Richard Cookson, Bloomberg
With valuations on nearly every financial asset approaching bubble territory, the Fed will have its work cut out for it to prevent a collapse. Of little help is the fact that the Fed may have created this bubble in the first place through record-low interest rates and a greatly expanded balance sheet. Consumer inflation has risen and is likely to continue growing, while the Fed is unlikely to move quickly to rein it in. Bond yields on both sovereign and corporate debt are at record lows, making safe havens a rarer find than in previous financial crises. The markets are likely to react to a crisis much more quickly than the central bank, which puts the Fed in a bind: move too slowly, and the political fallout will be enormous as consumers face a squeeze; too quickly, and the markets will be spooked. To find a safe way forward will require an overhaul of monetary policy; Treasury Secretary Janet Yellen and the central bankers will have their work cut out for them.

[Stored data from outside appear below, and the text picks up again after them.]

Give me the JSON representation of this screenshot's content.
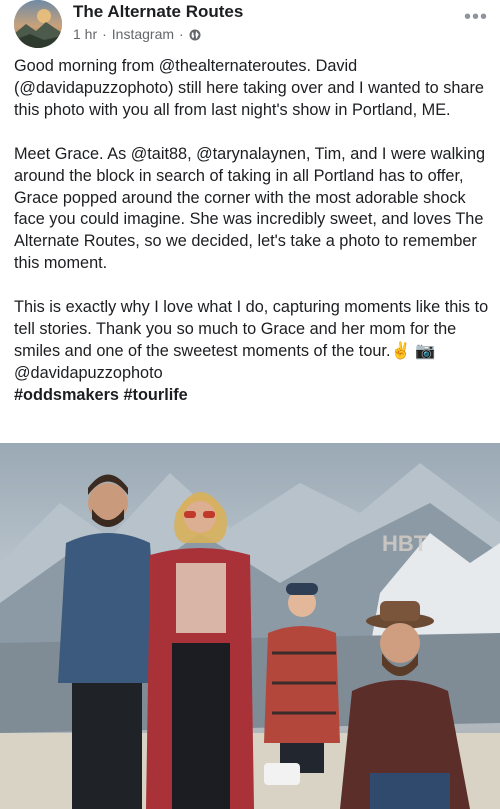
{
  "post": {
    "page_name": "The Alternate Routes",
    "time": "1 hr",
    "separator": "·",
    "source": "Instagram",
    "more_label": "•••",
    "paragraphs": [
      "Good morning from @thealternateroutes. David (@davidapuzzophoto) still here taking over and I wanted to share this photo with you all from last night's show in Portland, ME.",
      "Meet Grace. As @tait88, @tarynalaynen, Tim, and I were walking around the block in search of taking in all Portland has to offer, Grace popped around the corner with the most adorable shock face you could imagine. She was incredibly sweet, and loves The Alternate Routes, so we decided, let's take a photo to remember this moment.",
      "This is exactly why I love what I do,  capturing moments like this to tell stories. Thank you so much to Grace and her mom for the smiles and one of the sweetest moments of the tour."
    ],
    "emoji_line": "✌️ 📷 @davidapuzzophoto",
    "hashtags": "#oddsmakers #tourlife"
  },
  "icons": {
    "globe": "globe-icon",
    "more": "more-options-icon",
    "avatar": "page-avatar"
  },
  "colors": {
    "text": "#1c1e21",
    "meta": "#65676b",
    "background": "#ffffff"
  }
}
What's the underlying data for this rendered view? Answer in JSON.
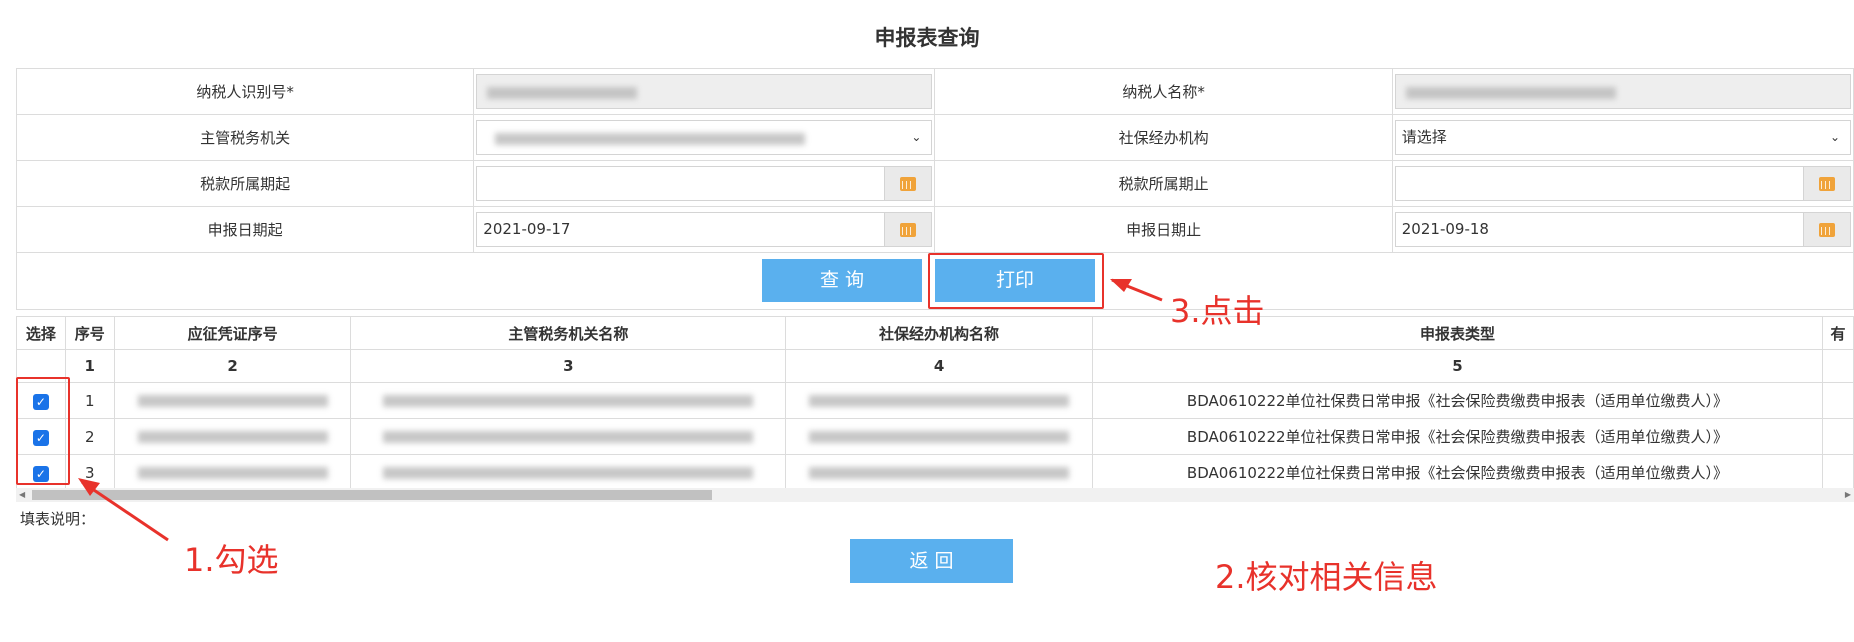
{
  "page": {
    "title": "申报表查询"
  },
  "form": {
    "taxpayer_id_label": "纳税人识别号*",
    "taxpayer_name_label": "纳税人名称*",
    "tax_authority_label": "主管税务机关",
    "agency_label": "社保经办机构",
    "agency_value": "请选择",
    "tax_period_start_label": "税款所属期起",
    "tax_period_end_label": "税款所属期止",
    "declare_date_start_label": "申报日期起",
    "declare_date_start_value": "2021-09-17",
    "declare_date_end_label": "申报日期止",
    "declare_date_end_value": "2021-09-18"
  },
  "buttons": {
    "query": "查 询",
    "print": "打印",
    "back": "返 回"
  },
  "table": {
    "headers": [
      "选择",
      "序号",
      "应征凭证序号",
      "主管税务机关名称",
      "社保经办机构名称",
      "申报表类型",
      "有"
    ],
    "column_numbers": [
      "",
      "1",
      "2",
      "3",
      "4",
      "5",
      ""
    ],
    "rows": [
      {
        "seq": "1",
        "type": "BDA0610222单位社保费日常申报《社会保险费缴费申报表（适用单位缴费人）》",
        "checked": true
      },
      {
        "seq": "2",
        "type": "BDA0610222单位社保费日常申报《社会保险费缴费申报表（适用单位缴费人）》",
        "checked": true
      },
      {
        "seq": "3",
        "type": "BDA0610222单位社保费日常申报《社会保险费缴费申报表（适用单位缴费人）》",
        "checked": true
      }
    ]
  },
  "note": "填表说明：",
  "annotations": {
    "step1": "1.勾选",
    "step2": "2.核对相关信息",
    "step3": "3.点击"
  },
  "colors": {
    "accent": "#5ab0ee",
    "annotation_red": "#e8322b",
    "calendar_icon": "#f0a33a"
  }
}
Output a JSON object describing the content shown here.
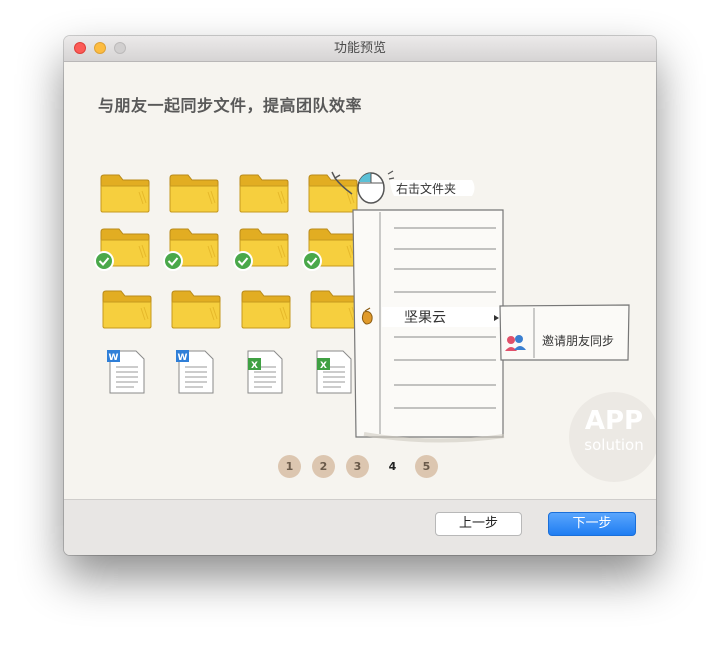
{
  "window": {
    "title": "功能预览"
  },
  "main": {
    "heading": "与朋友一起同步文件，提高团队效率",
    "illustration": {
      "right_click_label": "右击文件夹",
      "menu_item": "坚果云",
      "submenu_item": "邀请朋友同步",
      "doc_word_badge": "W",
      "doc_excel_badge": "X"
    },
    "pager": {
      "pages": [
        "1",
        "2",
        "3",
        "4",
        "5"
      ],
      "current": "4"
    },
    "watermark": {
      "line1": "APP",
      "line2": "solution"
    }
  },
  "footer": {
    "prev_label": "上一步",
    "next_label": "下一步"
  },
  "colors": {
    "folder": "#f3c73a",
    "check": "#4aa84a",
    "primary_button": "#2a85f5",
    "pager_dot": "#dcc6b0"
  }
}
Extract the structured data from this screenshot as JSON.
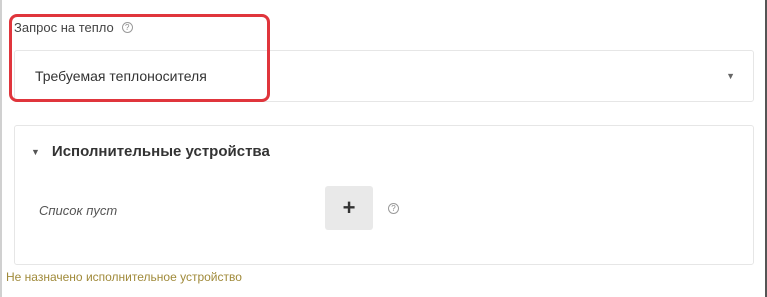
{
  "heat_request": {
    "label": "Запрос на тепло",
    "help": "?",
    "selected": "Требуемая теплоносителя",
    "caret": "▼"
  },
  "actuators": {
    "title": "Исполнительные устройства",
    "arrow": "▼",
    "empty_text": "Список пуст",
    "add_label": "+",
    "help": "?"
  },
  "warning": "Не назначено исполнительное устройство",
  "colors": {
    "highlight": "#e0353c",
    "warning_text": "#a08a3a"
  }
}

Mike Bird, Wall Street Journal
With President Biden’s proposed $1.9 trillion stimulus package at the front of many investors’ minds, some prominent economists have pointed to inflation concerns, saying the stimulus could “overheat the economy.” The bond market though may also be considering a different view: rising bond yields indicate a recovery from the coronavirus-depressed levels last July. If the stimulus bears are correct, then a restoration of long-term T-bond yields back to 2010 levels would create a once-in-a-generation reckoning for both domestic and international debt. Such an act could have exchange rate implications around the world. On the other hand, predictions of an inflationary upswing in recent years have not materialized, leading some to wonder whether the current landscape would allow another decade of rampant inflation at all. If this is the case, as the bond market seems to expect, economists may have to reconstruct the entire framework of how price pressures operate in the modern markets.
Financial Times
Investors have been largely looking past the US economic recession and growth challenges and are instead, focusing on President Biden’s $1.9 trillion stimulus package. The prospect of more fiscal aid has caused economists to increase their forecasts for economic growth. For example, Goldman Sachs now believes US GDP will grow by 6.6 percent this year and that the unemployment rate will drop down by 2 percentage points to about 4.5 percent by the end of the year. The US Federal Reserve has signaled that it will keep its ultra-accommodative monetary policy in place and will not start scaling back its large asset purchasing program until 2022, encouraging investors of stable market conditions.
Across the pond, sterling has had a good start to 2021, but analysts are wary that the United Kingdom’s new trade relationship with the European Union may be a headwind for the currency. Across Europe, equities have been supported by stimulus programs from governments and central banks, and the rollout of coronavirus vaccines. Analysts believe European equities will continue to rise in the coming months as companies recover from the pandemic.